My take on the situation is different than the other posters; there is a saying if you don't have anything nice to say don't say anything. Your mom could have said I told you so,or than guy isn't worth one drop of your tears but she didn't. She said nothing and if she had you probably would have been even more hurt. Because your mother didn't acknowledge your tears or try to comfort you does not mean she hates you. If she hated you she wouldn't have let you move in when you hit a rough patch. My mother never was one for comforting,frankly tears made her uncomfortable. Everytime she didn't like a guy I or my sisters were dating it was for a reason and she was right every time, she had a sixth sense about those things. At times I doubted if my mom loved me because she was so unaffectionate and  seemed cold. But if I ever needed anything she was there and when you needed a place to stay your mom gave you one. Don't  make your break up and break down about your mom, yes we all would  like to be comforted when we are crying and upset but you have to accept that is not who your mother is and not be angry with her. After all she didn't cause your tears and she is not under any responsibility to wipe a grown womans tears away because she broke up with the boyfriend that she never liked anyway. Your mom did the right thing by not saying anything. Did you want her to lie and say she was sorry  you had broken up when she was not? She was glad you two had broken up and was not going to pretend other wise.

iVillage Member
Registered: 10-14-2003
Wed, 02-26-2014 - 1:56am

No, you're not being overly sensitive at all.  I find your description of her behavior disturbing and oddly disconnected. 

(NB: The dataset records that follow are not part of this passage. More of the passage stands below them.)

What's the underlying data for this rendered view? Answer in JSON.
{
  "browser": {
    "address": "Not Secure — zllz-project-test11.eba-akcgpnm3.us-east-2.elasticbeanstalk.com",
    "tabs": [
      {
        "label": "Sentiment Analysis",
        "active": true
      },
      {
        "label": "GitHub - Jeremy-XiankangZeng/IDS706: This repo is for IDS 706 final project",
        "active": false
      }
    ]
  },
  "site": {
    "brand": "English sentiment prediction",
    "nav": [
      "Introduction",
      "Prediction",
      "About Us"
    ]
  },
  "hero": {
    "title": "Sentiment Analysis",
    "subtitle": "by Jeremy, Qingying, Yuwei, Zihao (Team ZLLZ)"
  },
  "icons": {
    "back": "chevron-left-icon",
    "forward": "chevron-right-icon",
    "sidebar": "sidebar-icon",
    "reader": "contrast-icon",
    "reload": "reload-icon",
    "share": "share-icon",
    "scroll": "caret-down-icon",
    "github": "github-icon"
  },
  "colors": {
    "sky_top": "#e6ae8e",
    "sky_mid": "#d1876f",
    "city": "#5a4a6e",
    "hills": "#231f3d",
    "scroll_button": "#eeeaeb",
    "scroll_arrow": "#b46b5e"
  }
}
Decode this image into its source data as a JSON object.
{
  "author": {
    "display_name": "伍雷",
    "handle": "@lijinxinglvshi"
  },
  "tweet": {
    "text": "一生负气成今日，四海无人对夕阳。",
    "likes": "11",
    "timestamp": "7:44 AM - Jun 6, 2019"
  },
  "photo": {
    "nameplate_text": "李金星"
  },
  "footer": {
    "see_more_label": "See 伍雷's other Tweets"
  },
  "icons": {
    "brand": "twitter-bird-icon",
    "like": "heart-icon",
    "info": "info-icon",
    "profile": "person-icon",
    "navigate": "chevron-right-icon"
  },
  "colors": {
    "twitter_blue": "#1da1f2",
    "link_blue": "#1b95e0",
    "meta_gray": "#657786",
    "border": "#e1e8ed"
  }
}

If you're paying for some of the bills, can you not find a similar relationship with a roommate?  Maybe your Dad and his new partner?  Not sibling because of the dynamic you mention with them, you and your mother.  I think that the disrespect might be transferred and you might be subjected to similar treatment.

The situations sounds unhealthy for you and I do think you should consider making other living arrangements.  If she is constantly putting you down or revelling in your misery, it is a soul sucking experience and you need to get out.  Heck, it sounds very dysfunctional and it can't be helpful to you while you are dealing with a heartbreak.

I really do think that you need to start scraping whatever change you can and put it aside to move ASAP.  Your mental health requires it.  Once you are out, I would highly recommend some therapy to confront, in a safe environment, your relationship with your mother and work through it.  It has to have caused a lot of issues for you growing up.

iVillage Member
Registered: 12-09-2013
Thu, 02-20-2014 - 3:27am

Thank you for your reply, I was despearate for confirmation that it wasn't just me being super sensitive. She treats my brother and sister-in-law like gold, and I'm slowly but surely realising that at 62 years old, she won't be changing the way she acts towards me any time soon. Your advice is bang-on, I will be telling her very little and drawing back, if that means we end up living in a silent house, then so be it.

iVillage Member
Registered: 11-28-1999
Wed, 02-19-2014 - 3:37pm

If this is how your mother generally acts it means that there is something wrong with her--there is nothing wrong with you.  I think all you can do until you can afford to move out is basically tolerate her as well as you can and not tell her anything that you don't have to tell her--she can't cut your ideas down so much if she doesn't know what they are.